Mereka mengira bahwa
awan itu akan datang membawa kebaikan untuk mereka, menghilangkan haus dahaga
mereka, memberi minum hewan-hewan mereka dan menyirami kebun dan
tanaman-tanaman mereka. Padahal awan itu datang membawa azab bagi mereka.
Mereka pun ditimpa angin yang kencang yang terus menimpa mereka selama tujuh
malam delapan hari tanpa henti, yang membinasakan segala sesuatu yang ada di
hadapannya sehingga mereka semua binasa.

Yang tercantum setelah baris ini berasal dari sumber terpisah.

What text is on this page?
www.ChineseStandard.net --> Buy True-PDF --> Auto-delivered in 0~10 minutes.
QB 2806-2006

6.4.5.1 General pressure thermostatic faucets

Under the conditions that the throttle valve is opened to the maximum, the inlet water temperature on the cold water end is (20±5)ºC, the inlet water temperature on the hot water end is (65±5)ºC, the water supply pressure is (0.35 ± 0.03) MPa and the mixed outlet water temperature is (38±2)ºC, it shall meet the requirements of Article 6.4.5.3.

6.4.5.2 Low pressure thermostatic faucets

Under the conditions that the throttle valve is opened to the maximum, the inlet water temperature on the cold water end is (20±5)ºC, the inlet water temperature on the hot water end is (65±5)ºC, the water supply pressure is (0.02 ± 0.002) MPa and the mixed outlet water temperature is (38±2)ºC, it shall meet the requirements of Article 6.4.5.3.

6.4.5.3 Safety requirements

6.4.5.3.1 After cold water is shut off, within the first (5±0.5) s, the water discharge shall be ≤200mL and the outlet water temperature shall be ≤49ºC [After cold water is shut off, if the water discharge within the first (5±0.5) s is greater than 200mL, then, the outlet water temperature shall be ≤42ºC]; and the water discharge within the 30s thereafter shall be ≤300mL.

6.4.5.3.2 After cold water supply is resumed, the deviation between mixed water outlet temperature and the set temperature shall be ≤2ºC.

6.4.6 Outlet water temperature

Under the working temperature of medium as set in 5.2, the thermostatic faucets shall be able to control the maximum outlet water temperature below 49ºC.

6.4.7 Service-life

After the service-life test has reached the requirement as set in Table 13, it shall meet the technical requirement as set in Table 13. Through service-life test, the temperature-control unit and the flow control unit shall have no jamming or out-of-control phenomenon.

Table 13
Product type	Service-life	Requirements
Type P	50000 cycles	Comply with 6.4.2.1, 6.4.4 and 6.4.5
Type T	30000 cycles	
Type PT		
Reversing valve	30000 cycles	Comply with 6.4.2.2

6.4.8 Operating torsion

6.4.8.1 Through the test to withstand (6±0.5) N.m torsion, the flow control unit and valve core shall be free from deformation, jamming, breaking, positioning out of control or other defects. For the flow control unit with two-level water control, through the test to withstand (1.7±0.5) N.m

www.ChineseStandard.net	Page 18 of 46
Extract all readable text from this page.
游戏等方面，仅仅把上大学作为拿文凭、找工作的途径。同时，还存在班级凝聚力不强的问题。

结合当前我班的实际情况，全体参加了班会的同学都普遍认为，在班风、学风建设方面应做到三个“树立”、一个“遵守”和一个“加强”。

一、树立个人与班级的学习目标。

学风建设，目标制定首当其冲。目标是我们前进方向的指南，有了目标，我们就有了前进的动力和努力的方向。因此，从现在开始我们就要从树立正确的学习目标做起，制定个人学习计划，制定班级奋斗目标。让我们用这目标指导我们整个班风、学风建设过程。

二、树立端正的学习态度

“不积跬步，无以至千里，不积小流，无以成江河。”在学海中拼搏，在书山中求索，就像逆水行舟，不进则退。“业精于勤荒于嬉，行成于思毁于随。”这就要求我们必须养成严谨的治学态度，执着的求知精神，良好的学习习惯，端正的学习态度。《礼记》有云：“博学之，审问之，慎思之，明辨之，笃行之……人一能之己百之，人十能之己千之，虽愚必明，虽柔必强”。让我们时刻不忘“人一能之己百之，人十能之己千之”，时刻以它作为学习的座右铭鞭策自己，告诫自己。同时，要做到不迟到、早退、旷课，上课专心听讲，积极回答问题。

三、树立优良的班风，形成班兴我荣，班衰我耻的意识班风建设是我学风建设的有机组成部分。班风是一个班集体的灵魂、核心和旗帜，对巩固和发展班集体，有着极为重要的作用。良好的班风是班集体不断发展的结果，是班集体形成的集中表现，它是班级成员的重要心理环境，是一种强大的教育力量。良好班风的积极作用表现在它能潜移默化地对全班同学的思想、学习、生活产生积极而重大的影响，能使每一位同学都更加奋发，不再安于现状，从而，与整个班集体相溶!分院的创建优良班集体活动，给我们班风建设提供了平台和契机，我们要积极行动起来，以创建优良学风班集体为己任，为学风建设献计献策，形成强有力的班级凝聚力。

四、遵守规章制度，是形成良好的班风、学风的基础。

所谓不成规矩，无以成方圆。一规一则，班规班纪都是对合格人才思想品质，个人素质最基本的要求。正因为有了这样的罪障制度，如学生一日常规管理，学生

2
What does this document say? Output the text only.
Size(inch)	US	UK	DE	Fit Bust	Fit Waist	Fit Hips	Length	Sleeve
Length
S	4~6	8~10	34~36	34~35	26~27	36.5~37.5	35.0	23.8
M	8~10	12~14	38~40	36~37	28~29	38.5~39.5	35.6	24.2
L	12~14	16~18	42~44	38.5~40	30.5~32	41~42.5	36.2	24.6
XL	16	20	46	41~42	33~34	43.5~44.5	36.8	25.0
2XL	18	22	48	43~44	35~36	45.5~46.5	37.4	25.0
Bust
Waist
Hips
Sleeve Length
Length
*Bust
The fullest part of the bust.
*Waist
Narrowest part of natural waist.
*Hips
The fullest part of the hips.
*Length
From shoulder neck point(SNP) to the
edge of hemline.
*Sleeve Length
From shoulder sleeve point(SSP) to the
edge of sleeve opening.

Allah Subhanahu wa Ta’ala
berfirman:
“Maka ketika mereka melihat azab itu berupa awan
yang menuju ke lembah-lembah mereka, berkatalah mereka, “Inilah awan yang akan
menurunkan hujan kepada kami.” (Bukan!) bahkan itulah azab yang kamu minta agar
datang dengan segera (yaitu) angin yang mengandung azab yang pedih,”–Yang
menghancurkan segala sesuatu dengan perintah Tuhannya, maka jadilah mereka
tidak ada yang kelihatan lagi kecuali (bekas-bekas) tempat tinggal mereka.
Demikianlah Kami memberi balasan kepada kaum yang berdosa. (QS. Al Ahqaaf: 24)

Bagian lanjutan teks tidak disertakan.